We spent the night at a newly built (the 1970s or so) town – Tiszaújváros, that means ‘The new town over Tisza river’. Hotel ‘Phönix’. Could you believe that – I spent once a whole week at this very hotel, five years ago. Then I went abroad for the first time, a tour for schoolchildren. We visited daily the thermal pools of Tiszaújváros, apart from special excursions. Truly, my coins were worth leaving in the lake in front of the hotel. Ah, sweet memories… Next morning after breakfast we left for Miskolc. Mais non, Lillafüred first.
15.07.07
Lillafüred is kind of a suburb of the industrial heart of Hungary, Miskolc. Many Hungarians have summer cottages there. I have visited this woody place during my previous stay in the country. Here I’m back again! Again the cave of St Istvan – stalactites, stalagmites… I do love caves, so mysterious, so reminding of romantic adventure novels… In the last cave hall we visited, ‘Amphitheatre’, our group was told to sing. At once I broke the silence with the Duke’s ‘La donna e mobile, qual piuma al vento’ (Verdi’s ‘Rigoletto’) – why shouldn’t I perform airs for tenors? I guess my trip mates were rather impressed.

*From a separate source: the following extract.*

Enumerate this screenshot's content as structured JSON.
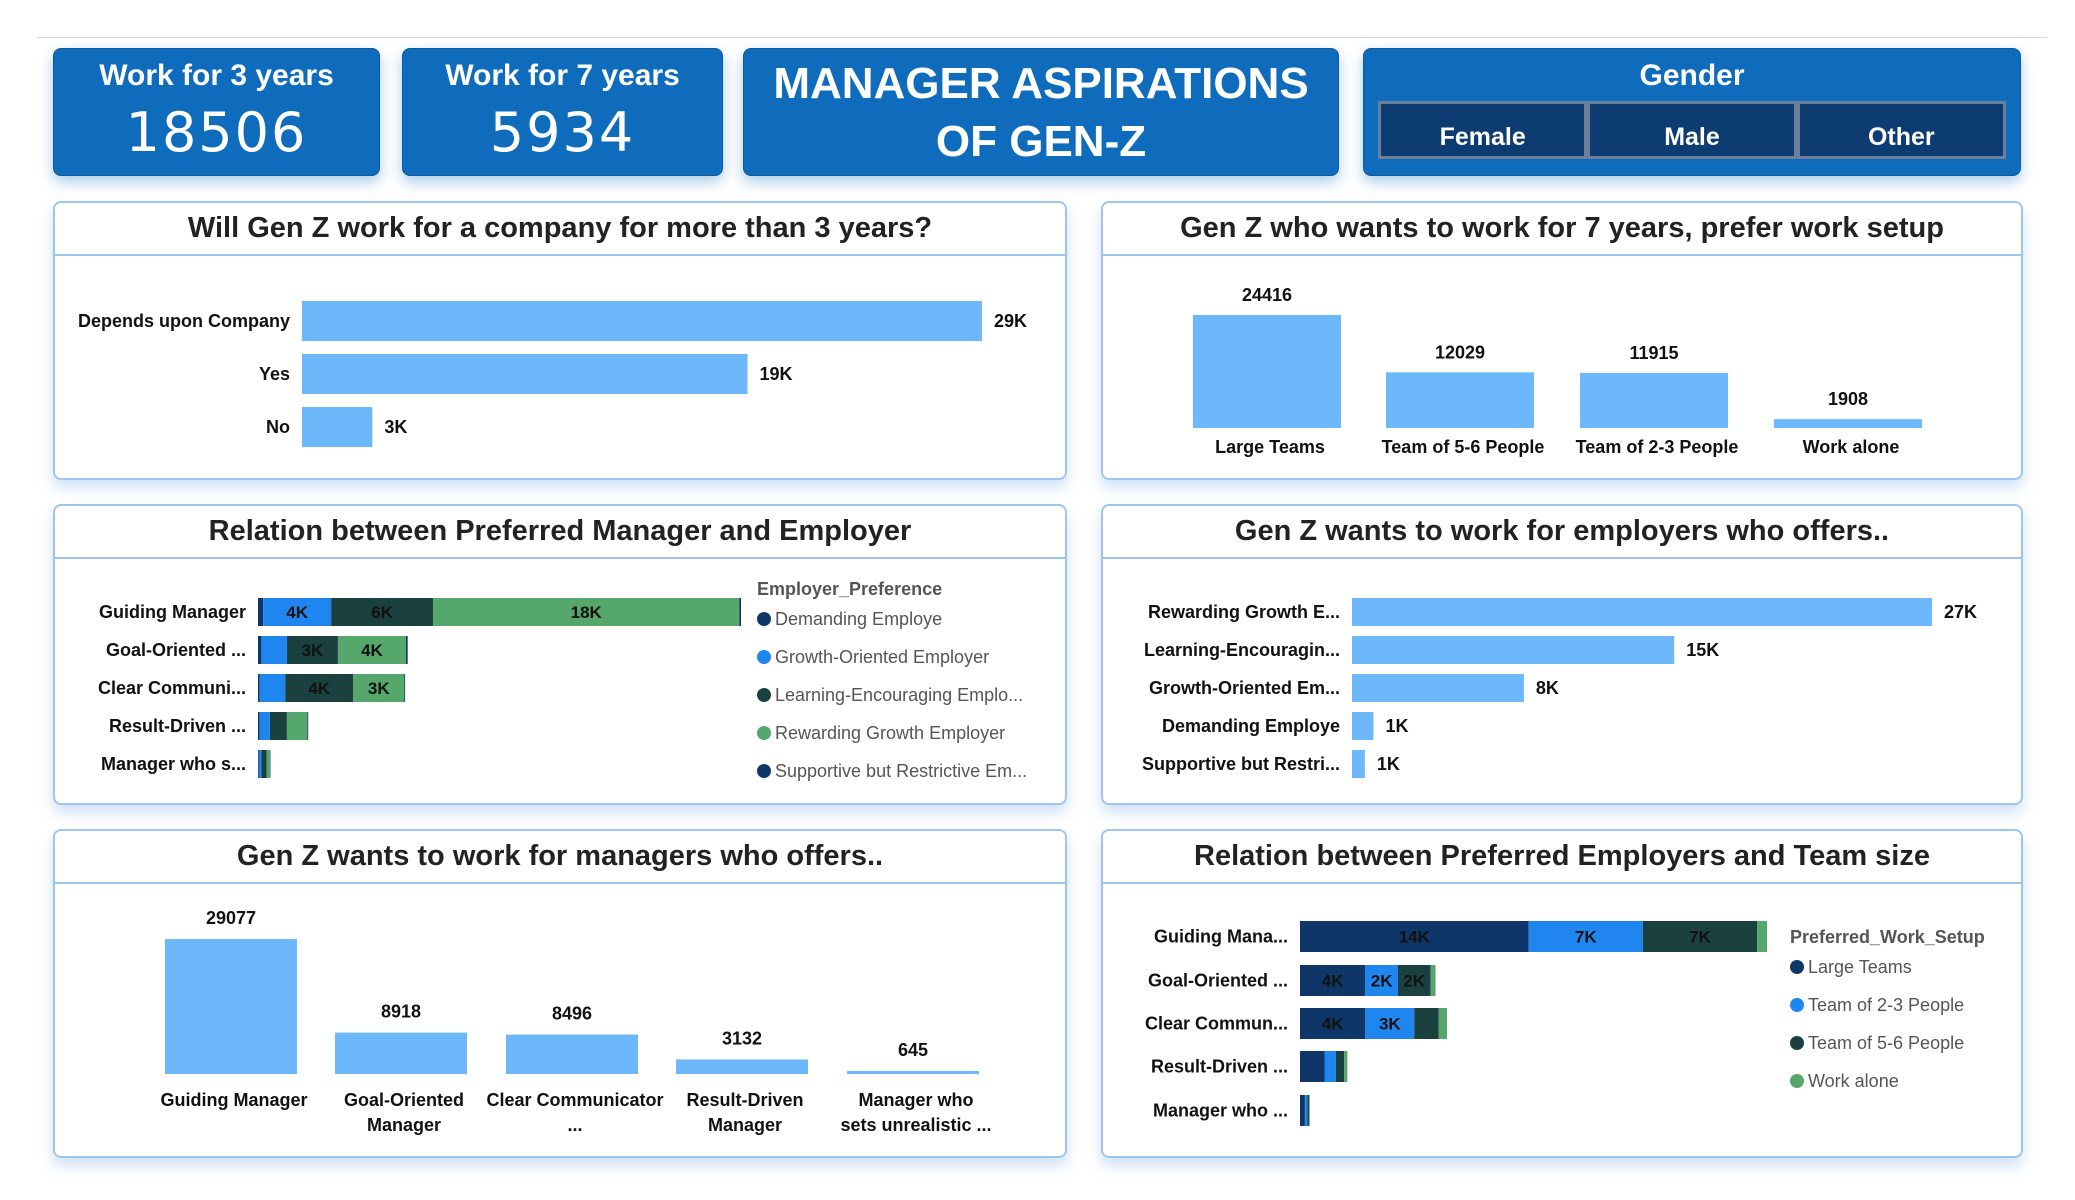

After leaving the cave I heard several people, who had been standing in back rows, asking each other whether the radio had been turned on;) And the guide told us that this year is going to be a very lucky one just for the reason that the ceiling in the cave did nor fall on us.
More than two hours of free time. I did not take an hour-trip on the old train without window panes, so one can wave as he wishes. Nor did I sail over the lake – being so lucky a person I decided not to risk. I mean, I swim well enough not to get drowned, but what if my passport drowns? So I simply made a walk around the beautiful Palota (‘Palace’) Hotel.
It was built in the 20th century in Renaissance style.
I descended in a hollow (rocks, stone walls, a nice waterfall - the highest in Hungary, as I was told).
I was also fortunate to visit one more cave! Anna’s cave, as the guide told me, belongs to a very rare type. It was formed by trees – their trunks and branches. Lime precipitated, so the trunks became columns and walls, the crowns formed the ceiling. It is said that there are only five such caves in the world. I liked this cave as well as the previous one. None of those intricate ornaments and stalactites, true. But it is worthier the name ‘labyrinth’: very narrow pathways, numerous columns… And fossils – or rather imprints, that’s more correct – of prehistoric origin. The only disadvantage was that the guided tour was in Hungarian. If it were at least German! Anyway, I got enough fun for the entrance fee of 750 forints. (1$ - 175-180 forints, 1 euro – 235-240 forints).
The afternoon was spent at Miskolc-Tapolca, another suburb of Miskolc.